I have come to feel that not only is it critical work, but it is work that men as well as women should be engaged in. It can not only foster our own healing, but also healing between the sexes. Some feminist writers believe that freedom from the psychological patterns of oppression between men and women will not be realized until child-rearing patterns are changed as men begin to participate more fully in the raising and nurturing of their own children.
Our own venture in shared raising of Peter made us see how men and women are locked by economic constraints into patterns of child raising that they might not otherwise choose. Indeed, Betty Freidan has said that an important agenda for the '80s should be to bring flexible hours and part-time job possibilities in the secular job market, so that both men and women can participate more fully in the nurturing of children.

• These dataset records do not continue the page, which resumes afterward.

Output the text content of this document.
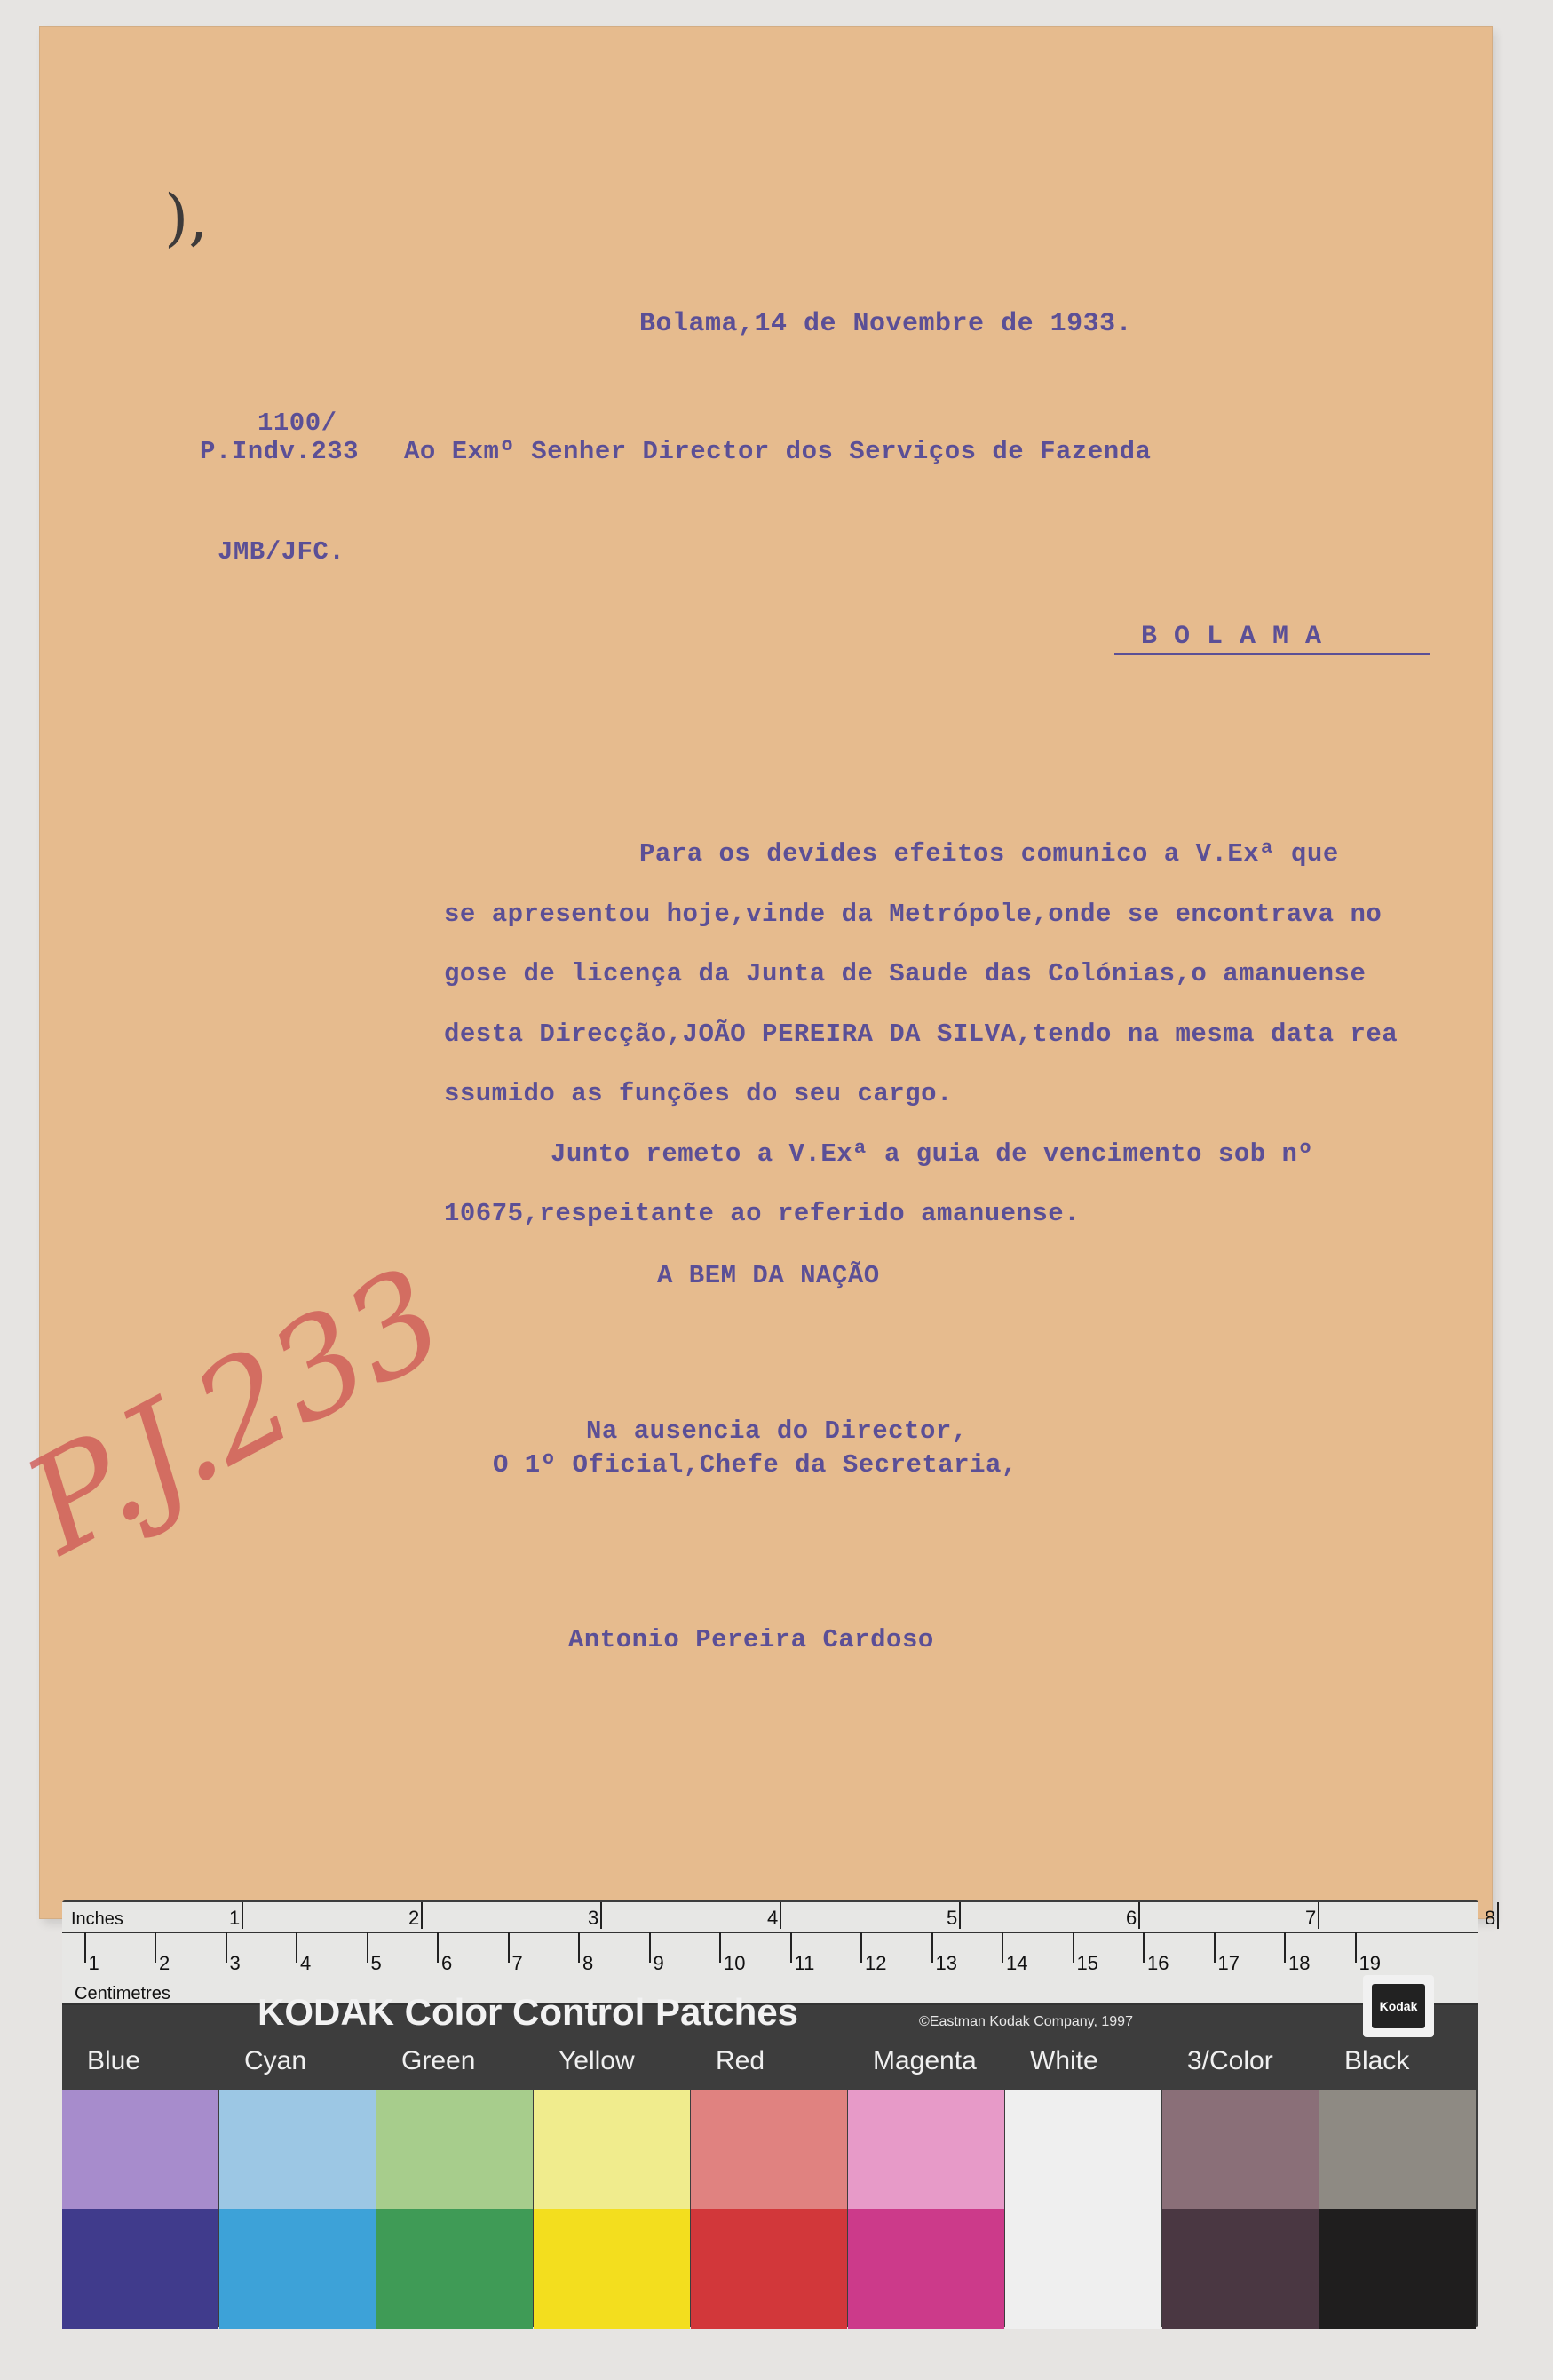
),
Bolama,14 de Novembre de 1933.
1100/
P.Indv.233 Ao Exmº Senher Director dos Serviços de Fazenda
JMB/JFC.
B O L A M A
Para os devides efeitos comunico a V.Exª que
se apresentou hoje,vinde da Metrópole,onde se encontrava no
gose de licença da Junta de Saude das Colónias,o amanuense
desta Direcção,JOÃO PEREIRA DA SILVA,tendo na mesma data rea
ssumido as funções do seu cargo.
Junto remeto a V.Exª a guia de vencimento sob nº
10675,respeitante ao referido amanuense.
A BEM DA NAÇÃO
Na ausencia do Director,
O 1º Oficial,Chefe da Secretaria,
Antonio Pereira Cardoso
P.J.233
Inches
Centimetres
1	2	3	4	5	6	7	8
1	2	3	4	5	6	7	8	9	10	11	12	13	14	15	16	17	18	19
KODAK Color Control Patches	©Eastman Kodak Company, 1997
Kodak
Blue	Cyan	Green	Yellow	Red	Magenta White	3/Color	Black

Jackie and I realize that our venture with Peter's care is a gift from our community. Without the community's support we would not have the flexible work schedules that can change as needed. Our experience has helped us see that fresh patterns of creating family and raising children depend on renewal of the church's basic forms and structures. As new economic patterns emerge in the wake of church renewal, parents will be freed to experiment with different child-raising possibilities
These forays into new understandings of parenting come not only with renewal on the corporate level but with the sometimes costly opportunity for personal growth as well.
Most of the neighbors still don't know my name. I am still just Peter's father. That's good enough for me.
Bob Sabath was a web technologist of Sojourners when this article was written.